Would Demirtas – because he is the one that convinced them – have done the same if Erdogan’s invite had come some half a year ago, around the first commemoration of the massacre? I don’t think so, because I was at the commemoration and in his speech Demirtas claimed ‘the signature of Erdogan’ was on the massacre. He wouldn’t have dreamed of convincing the family members to meet the man whose signature is on the death of their loved ones. Now that the peace process is going on, Erdogan is no longer the man whose signature is on the massacre, now Erdogan is ‘the main political authority’.

Isn’t Demirtas crossing people’s personal borders by convincing them to meet Erdogan despite their own unwillingness to do so? Or let’s make the picture even bigger: would many of the family members have been willing to meet the Prime Minister anyway if the massacre hadn’t been primarily politically framed by the political movement? It is all very hard, not to say impossible to determine. But I would love it if the ‘families’ were not seen as one entity, but as a group of individuals who are all entitled to their own opinions and emotions.

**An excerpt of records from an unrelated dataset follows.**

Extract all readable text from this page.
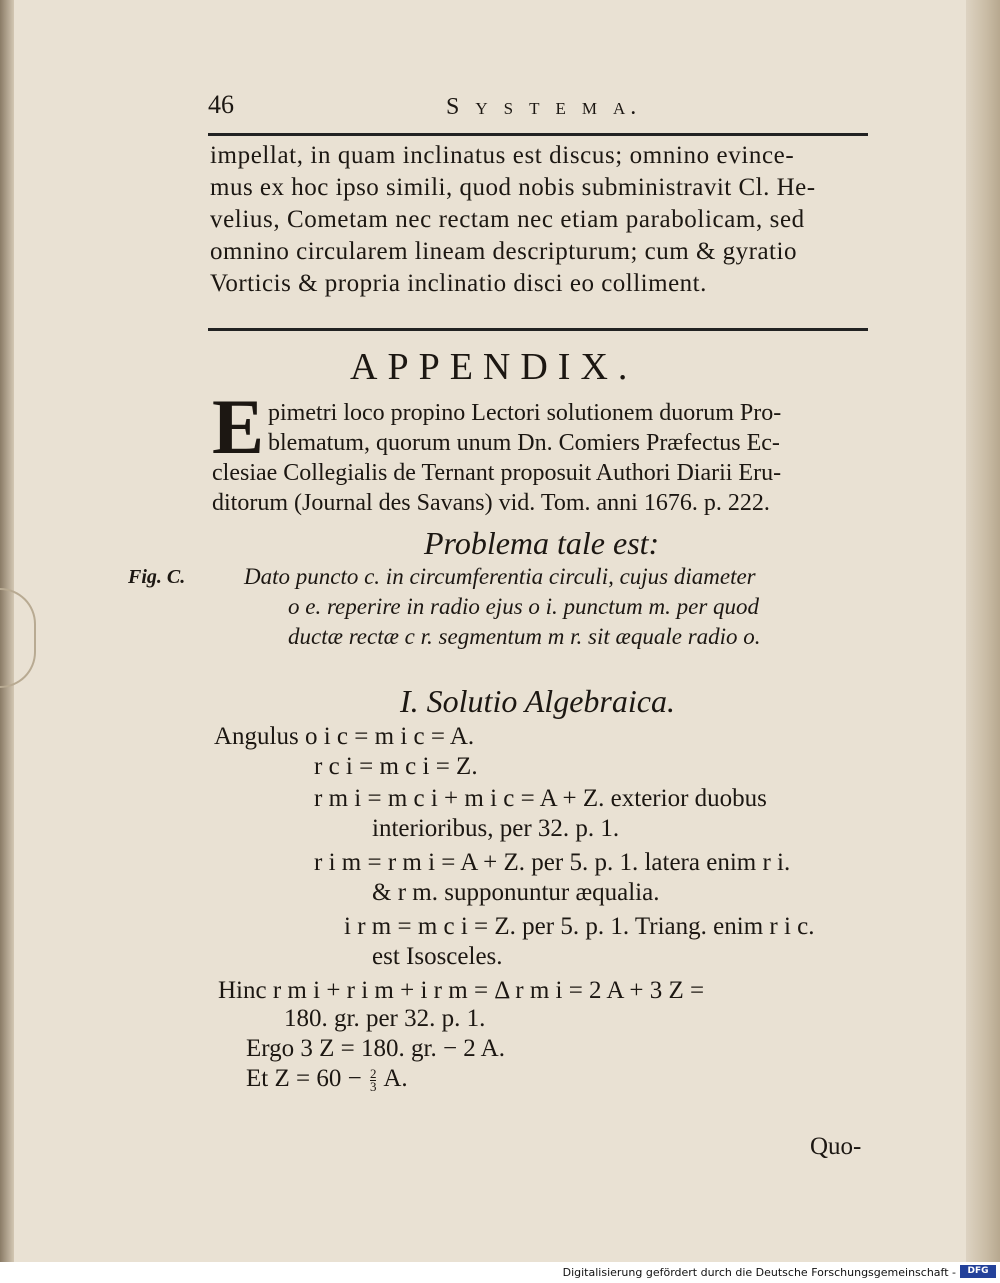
46	S y s t e m a.
impellat, in quam inclinatus est discus; omnino evince-
mus ex hoc ipso simili, quod nobis subministravit Cl. He-
velius, Cometam nec rectam nec etiam parabolicam, sed
omnino circularem lineam descripturum; cum & gyratio
Vorticis & propria inclinatio disci eo colliment.
APPENDIX.
E pimetri loco propino Lectori solutionem duorum Pro-
blematum, quorum unum Dn. Comiers Præfectus Ec-
clesiae Collegialis de Ternant proposuit Authori Diarii Eru-
ditorum (Journal des Savans) vid. Tom. anni 1676. p. 222.
Problema tale est:
Fig. C.	Dato puncto c. in circumferentia circuli, cujus diameter
o e. reperire in radio ejus o i. punctum m. per quod
ductæ rectæ c r. segmentum m r. sit æquale radio o.
I. Solutio Algebraica.
Angulus o i c = m i c = A.
r c i = m c i = Z.
r m i = m c i + m i c = A + Z. exterior duobus
interioribus, per 32. p. 1.
r i m = r m i = A + Z. per 5. p. 1. latera enim r i.
& r m. supponuntur æqualia.
i r m = m c i = Z. per 5. p. 1. Triang. enim r i c.
est Isosceles.
Hinc r m i + r i m + i r m = Δ r m i = 2 A + 3 Z =
180. gr. per 32. p. 1.
Ergo 3 Z = 180. gr. − 2 A.
Et $Z = 60 - \frac{2}{3} A$.
Quo-
Digitalisierung gefördert durch die Deutsche Forschungsgemeinschaft -	DFG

BDP co-chair Selehattin Demirtas in the interview on IMC-TV, 28 July 2013.

BDP co-chair Selehattin Demirtas in the interview on IMC-TV, 28 July 2013.

Why didn’t Selahattin Demirtas acknowledge the rejection of at least some of the families when he was interviewed about the meeting on IMC-TV? Why didn’t he say that yes, there were family members who absolutely didn’t want to meet Erdogan because of all the pain the massacre and the aftermath has caused? That not all of the few hundred family members feel exactly the same about this issue, and that this is very natural and understandable? I think that’s because it’s politically not the right moment.

I hope for at least some of the family members the meeting with Erdogan did serve a purpose. That they felt strong telling the Prime Minister right in his face about the tremendous pain he has caused, not only with the massacre that he is responsible for but also with the political games that have been played with it (read a blog post with an example here, in English) and the way they have been treated afterwards.

Military justice

But when it comes to the demands that the families have and that they do all agree on, nothing has been achieved: of course Erdogan did not reveal who ordered the massacre, who carried it out and why it happened, and he did not apologize for it either. Actually, he managed to add insult to injury, and told the people to be ‘patient’ and ‘trust in military justice’. (Note: there is a signature campaign against the case being referred to the military court, because people are afraid of a cover up when the military is being investigated by the military, but for now the campaign is in vain. Erdogan can change the law that permits the referral to a military court, but he doesn’t.)

Maybe Erdogan’s meeting with the six family members will turn out to be the lead-up to an apology from Erdogan – there have been rumours about that for some time now. An apology would be big news and maybe it would help some family members in dealing with their sorrow, but in my humble opinion, it would mean nothing politically without a real investigation into the matter. And that will only be done when fundamental change is realized. Just as the real investigation into Bloody Sunday only started after the Good Friday Agreement was signed in Northern Ireland. Just as the Soweto Uprising was only truly investigated after apartheid was abolished in South Africa in the early nineties. Mind you, the investigation into Bloody Sunday started 26 years after it happened, the one into the Soweto Uprising twenty years afterwards. I wish for everybody but for the Roboski families in particular that Turkey’s rigorous break with the past is closer than decades away.

I wonder what will happen to the Kurdish identity when the lives of Kurds are no longer as cheap in Turkey as they are now. When they don’t need to be first and foremost Kurds anymore, with their V-sign in the air and with their necessary and never-ending demands for justice. When they are not seen anymore, including by their own political leaders, as above all a political entity.